We will use the Encrypt method to encrypt connection string in app.config c#.

How to decrypt connection string in app.config c#

Creating a Decrypt method allows you to decrypt data from the encrypted strings.

// c# decrypt string by key
string Decrypt(string encrypt, string key)
{
    using (TripleDESCryptoServiceProvider tripleDESCryptoService = new TripleDESCryptoServiceProvider())
    {
        using (MD5CryptoServiceProvider hashMD5Provider = new MD5CryptoServiceProvider())
        {
            byte[] byteHash = hashMD5Provider.ComputeHash(Encoding.UTF8.GetBytes(key));
            tripleDESCryptoService.Key = byteHash;
            tripleDESCryptoService.Mode = CipherMode.ECB;
            byte[] data = Convert.FromBase64String(encrypt);
            return Encoding.UTF8.GetString(tripleDESCryptoService.CreateDecryptor().TransformFinalBlock(data, 0, data.Length));
        }
    }
}

How do you secure your connection string information?

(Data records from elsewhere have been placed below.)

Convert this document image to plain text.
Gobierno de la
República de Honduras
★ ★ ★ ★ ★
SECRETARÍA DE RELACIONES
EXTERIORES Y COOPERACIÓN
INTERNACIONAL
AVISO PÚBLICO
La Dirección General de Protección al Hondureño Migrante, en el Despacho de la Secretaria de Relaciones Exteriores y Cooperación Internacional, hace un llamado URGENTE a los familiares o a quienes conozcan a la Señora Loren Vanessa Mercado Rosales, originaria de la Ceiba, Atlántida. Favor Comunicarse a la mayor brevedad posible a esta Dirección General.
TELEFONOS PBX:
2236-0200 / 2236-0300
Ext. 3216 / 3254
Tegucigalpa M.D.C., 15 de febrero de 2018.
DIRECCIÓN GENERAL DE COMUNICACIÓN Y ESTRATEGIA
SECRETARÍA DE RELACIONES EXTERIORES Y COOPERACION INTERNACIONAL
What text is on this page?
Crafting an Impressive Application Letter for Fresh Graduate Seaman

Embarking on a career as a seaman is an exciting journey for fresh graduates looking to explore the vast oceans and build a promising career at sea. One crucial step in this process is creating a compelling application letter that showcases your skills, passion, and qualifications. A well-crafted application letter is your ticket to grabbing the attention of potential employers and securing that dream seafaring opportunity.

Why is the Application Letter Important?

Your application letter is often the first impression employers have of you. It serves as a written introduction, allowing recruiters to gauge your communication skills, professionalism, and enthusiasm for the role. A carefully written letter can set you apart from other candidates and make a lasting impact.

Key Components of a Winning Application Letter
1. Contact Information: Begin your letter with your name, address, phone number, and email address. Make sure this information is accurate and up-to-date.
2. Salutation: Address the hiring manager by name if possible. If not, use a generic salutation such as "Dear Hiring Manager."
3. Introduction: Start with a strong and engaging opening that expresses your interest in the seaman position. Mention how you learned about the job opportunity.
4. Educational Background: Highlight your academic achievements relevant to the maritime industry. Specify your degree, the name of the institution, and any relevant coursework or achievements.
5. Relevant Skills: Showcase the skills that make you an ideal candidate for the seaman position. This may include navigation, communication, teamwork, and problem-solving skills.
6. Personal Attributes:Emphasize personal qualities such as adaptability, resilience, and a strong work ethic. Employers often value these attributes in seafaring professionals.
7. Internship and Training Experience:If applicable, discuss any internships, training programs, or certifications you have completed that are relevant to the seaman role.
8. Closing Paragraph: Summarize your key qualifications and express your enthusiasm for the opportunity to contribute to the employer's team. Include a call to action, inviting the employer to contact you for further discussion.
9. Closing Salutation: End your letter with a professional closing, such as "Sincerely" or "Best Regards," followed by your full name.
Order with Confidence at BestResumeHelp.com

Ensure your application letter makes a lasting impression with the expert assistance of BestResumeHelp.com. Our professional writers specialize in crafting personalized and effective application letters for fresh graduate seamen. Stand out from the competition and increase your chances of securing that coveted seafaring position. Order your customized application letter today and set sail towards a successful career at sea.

Adding a click event handler to the Encrypt button that allows you to encrypt the string using TripleDes algorithm. You can easily use the Encrypt method to encrypt connection string c#.

private void btnEncrypt_Click(object sender, EventArgs e)
{
    txtEncrypt.Text = this.Encrypt(txtConnectionString.Text, "foxlearn");
}

Adding a click event handler to the Decrypt button that allows you to decrypt the string using TripleDes algorithm.

private void btnDecrypt_Click(object sender, EventArgs e)
{
    txtDecrypt.Text = this.Decrypt(txtEncrypt.Text, "foxlearn");
}

Note the key variable must be the same for both encryption and decryption functions.

After you finish encrypting the connection string, you can open the app.config or web.config file, then add the encrypted connection string to the configuration file as shown below.

<connectionStrings>
  <add name="cn" connectionString="Mgye6RzGcs8gV04QGylkMkdOewkdx+J/YILu0hIv4QMQYtzCHRyIEyAMgN6hIJsC1lKy4yxNFAO+ri0Yf4iyyb3p5nmXixTo" providerName="System.Data.SqlClient"/>
</connectionStrings>

You can create a Helper class that allows you to get the connection string from the app.config file in c# as shown below.

static string _connectionString;
public static string ConnectionString
{
    get
    {
        if (_connectionString == null)
            _connectionString = Decrypt(ConfigurationManager.ConnectionStrings["cn"].ConnectionString, "foxlearn");
        return _connectionString;
    }
}

And don't forget to add the reference to the System.Configuration.dll

Through this example, you can effectively encrypt sensitive information like connection strings in your application's configuration file to enhance security.